How to fix warnings on X-XSS-Protection" HTTP & Strict-Transport-Security" HTTP

Hello!

Steps to reproduce

1. Install owncloud via digitalocean one-click marketplace
2. As admin login to owncloud > General tab

Expected behaviour

No warnings should be displayed

Actual behaviour

Security & setup warnings:

• The “X-XSS-Protection” HTTP header is not configured to equal to “0”. This is a potential security or privacy risk and we recommend adjusting this setting.
• The “Strict-Transport-Security” HTTP header is not configured to at least “15552000” seconds.
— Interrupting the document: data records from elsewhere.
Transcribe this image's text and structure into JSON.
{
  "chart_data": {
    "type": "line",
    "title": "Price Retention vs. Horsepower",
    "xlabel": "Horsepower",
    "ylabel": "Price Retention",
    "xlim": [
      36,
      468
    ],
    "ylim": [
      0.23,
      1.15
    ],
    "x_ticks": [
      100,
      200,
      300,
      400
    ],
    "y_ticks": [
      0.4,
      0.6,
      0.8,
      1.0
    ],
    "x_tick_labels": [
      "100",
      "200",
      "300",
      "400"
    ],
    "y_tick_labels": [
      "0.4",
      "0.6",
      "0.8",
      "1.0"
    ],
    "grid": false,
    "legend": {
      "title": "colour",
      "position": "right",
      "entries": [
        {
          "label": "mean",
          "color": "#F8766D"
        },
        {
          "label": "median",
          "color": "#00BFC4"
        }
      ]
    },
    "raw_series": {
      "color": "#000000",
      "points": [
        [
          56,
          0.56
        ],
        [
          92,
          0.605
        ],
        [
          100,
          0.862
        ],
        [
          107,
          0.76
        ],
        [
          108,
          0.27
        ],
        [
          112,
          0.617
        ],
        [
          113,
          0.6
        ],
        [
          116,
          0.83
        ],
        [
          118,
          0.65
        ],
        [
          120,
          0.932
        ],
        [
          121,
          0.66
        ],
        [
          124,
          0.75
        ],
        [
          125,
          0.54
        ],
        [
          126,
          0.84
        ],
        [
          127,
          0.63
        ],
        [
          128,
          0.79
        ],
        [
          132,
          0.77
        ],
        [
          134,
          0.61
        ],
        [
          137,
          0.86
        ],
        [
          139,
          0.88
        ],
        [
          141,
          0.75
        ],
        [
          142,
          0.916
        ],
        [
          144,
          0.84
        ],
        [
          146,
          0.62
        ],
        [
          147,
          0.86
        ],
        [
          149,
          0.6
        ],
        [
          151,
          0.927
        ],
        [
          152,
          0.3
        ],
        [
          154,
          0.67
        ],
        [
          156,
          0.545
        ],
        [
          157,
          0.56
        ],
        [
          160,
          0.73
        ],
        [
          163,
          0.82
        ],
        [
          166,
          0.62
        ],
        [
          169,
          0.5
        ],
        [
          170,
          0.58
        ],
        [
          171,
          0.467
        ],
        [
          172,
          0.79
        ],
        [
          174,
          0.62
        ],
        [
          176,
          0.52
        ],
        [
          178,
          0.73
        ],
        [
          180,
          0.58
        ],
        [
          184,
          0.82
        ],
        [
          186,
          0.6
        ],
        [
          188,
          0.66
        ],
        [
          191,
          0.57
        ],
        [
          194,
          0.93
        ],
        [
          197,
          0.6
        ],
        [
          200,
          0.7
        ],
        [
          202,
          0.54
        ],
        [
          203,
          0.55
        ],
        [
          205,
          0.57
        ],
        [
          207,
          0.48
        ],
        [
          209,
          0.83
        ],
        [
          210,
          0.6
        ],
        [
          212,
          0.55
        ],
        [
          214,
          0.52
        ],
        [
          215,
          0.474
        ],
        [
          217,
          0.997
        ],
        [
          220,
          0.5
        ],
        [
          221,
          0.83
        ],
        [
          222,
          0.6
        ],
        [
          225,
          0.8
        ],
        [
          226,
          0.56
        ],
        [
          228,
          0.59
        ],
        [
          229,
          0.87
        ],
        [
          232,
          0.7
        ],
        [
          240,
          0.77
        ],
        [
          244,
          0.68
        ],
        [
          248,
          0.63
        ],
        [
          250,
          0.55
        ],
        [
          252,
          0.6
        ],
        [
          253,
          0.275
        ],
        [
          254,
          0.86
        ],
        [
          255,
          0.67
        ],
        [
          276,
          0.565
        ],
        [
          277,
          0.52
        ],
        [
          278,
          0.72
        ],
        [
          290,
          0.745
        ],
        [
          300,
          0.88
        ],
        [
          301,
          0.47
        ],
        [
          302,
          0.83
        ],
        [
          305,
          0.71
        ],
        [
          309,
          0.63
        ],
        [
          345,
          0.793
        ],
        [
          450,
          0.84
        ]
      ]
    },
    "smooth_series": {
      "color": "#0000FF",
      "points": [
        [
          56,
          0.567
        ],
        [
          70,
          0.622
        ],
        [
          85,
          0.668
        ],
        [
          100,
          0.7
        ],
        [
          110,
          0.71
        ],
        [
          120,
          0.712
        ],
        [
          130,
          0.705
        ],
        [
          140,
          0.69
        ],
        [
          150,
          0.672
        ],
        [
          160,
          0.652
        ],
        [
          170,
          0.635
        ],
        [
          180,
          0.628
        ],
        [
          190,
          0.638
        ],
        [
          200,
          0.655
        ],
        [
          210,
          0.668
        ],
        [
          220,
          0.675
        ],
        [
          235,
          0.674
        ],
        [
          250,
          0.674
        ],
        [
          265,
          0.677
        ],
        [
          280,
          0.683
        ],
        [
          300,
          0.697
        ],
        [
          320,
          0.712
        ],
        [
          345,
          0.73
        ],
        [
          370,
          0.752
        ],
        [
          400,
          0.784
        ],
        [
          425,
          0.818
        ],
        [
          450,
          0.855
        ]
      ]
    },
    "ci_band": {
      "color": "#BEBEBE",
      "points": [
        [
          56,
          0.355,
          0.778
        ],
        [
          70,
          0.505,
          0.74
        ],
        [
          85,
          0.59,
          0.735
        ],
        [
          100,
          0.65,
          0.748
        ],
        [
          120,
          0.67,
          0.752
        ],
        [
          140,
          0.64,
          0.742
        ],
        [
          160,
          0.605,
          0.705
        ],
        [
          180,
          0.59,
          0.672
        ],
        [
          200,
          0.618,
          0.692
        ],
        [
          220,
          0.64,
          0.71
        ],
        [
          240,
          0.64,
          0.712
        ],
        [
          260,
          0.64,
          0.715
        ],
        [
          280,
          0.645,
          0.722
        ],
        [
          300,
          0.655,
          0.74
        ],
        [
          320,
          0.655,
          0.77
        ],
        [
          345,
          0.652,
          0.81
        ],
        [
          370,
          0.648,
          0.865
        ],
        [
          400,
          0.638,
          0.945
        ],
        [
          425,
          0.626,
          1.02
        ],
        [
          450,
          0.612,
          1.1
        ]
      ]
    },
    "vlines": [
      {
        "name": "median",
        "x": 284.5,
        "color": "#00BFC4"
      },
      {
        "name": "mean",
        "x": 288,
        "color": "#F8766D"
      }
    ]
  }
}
For enhanced security we recommend enabling HSTS as described in our security tips.

Server configuration

Operating system:
Ubuntu 20.04 x64

Web server:

Database:

PHP version:
7.4.20

ownCloud version: (see ownCloud admin page)
10.7.0.4

Updated from an older ownCloud or fresh install:

Where did you install ownCloud from:
DigitalOcean

Question:
I believe this should be a known issue, so I just wanted to ask which files in the server I should update.

Thanks!

Hey,

it seems the ownCloud people are providing extensive documentation how to solve these warnings in their documentation:

https://doc.owncloud.com/server/10.8/admin_manual/configuration/server/security_setup_warnings.html#the-strict-transport-security-http-header-is-not-configured

https://doc.owncloud.com/server/10.8/admin_manual/configuration/server/harden_server.html#serve-security-related-headers-by-the-web-server

This topic was automatically closed 90 days after the last reply. New replies are no longer allowed.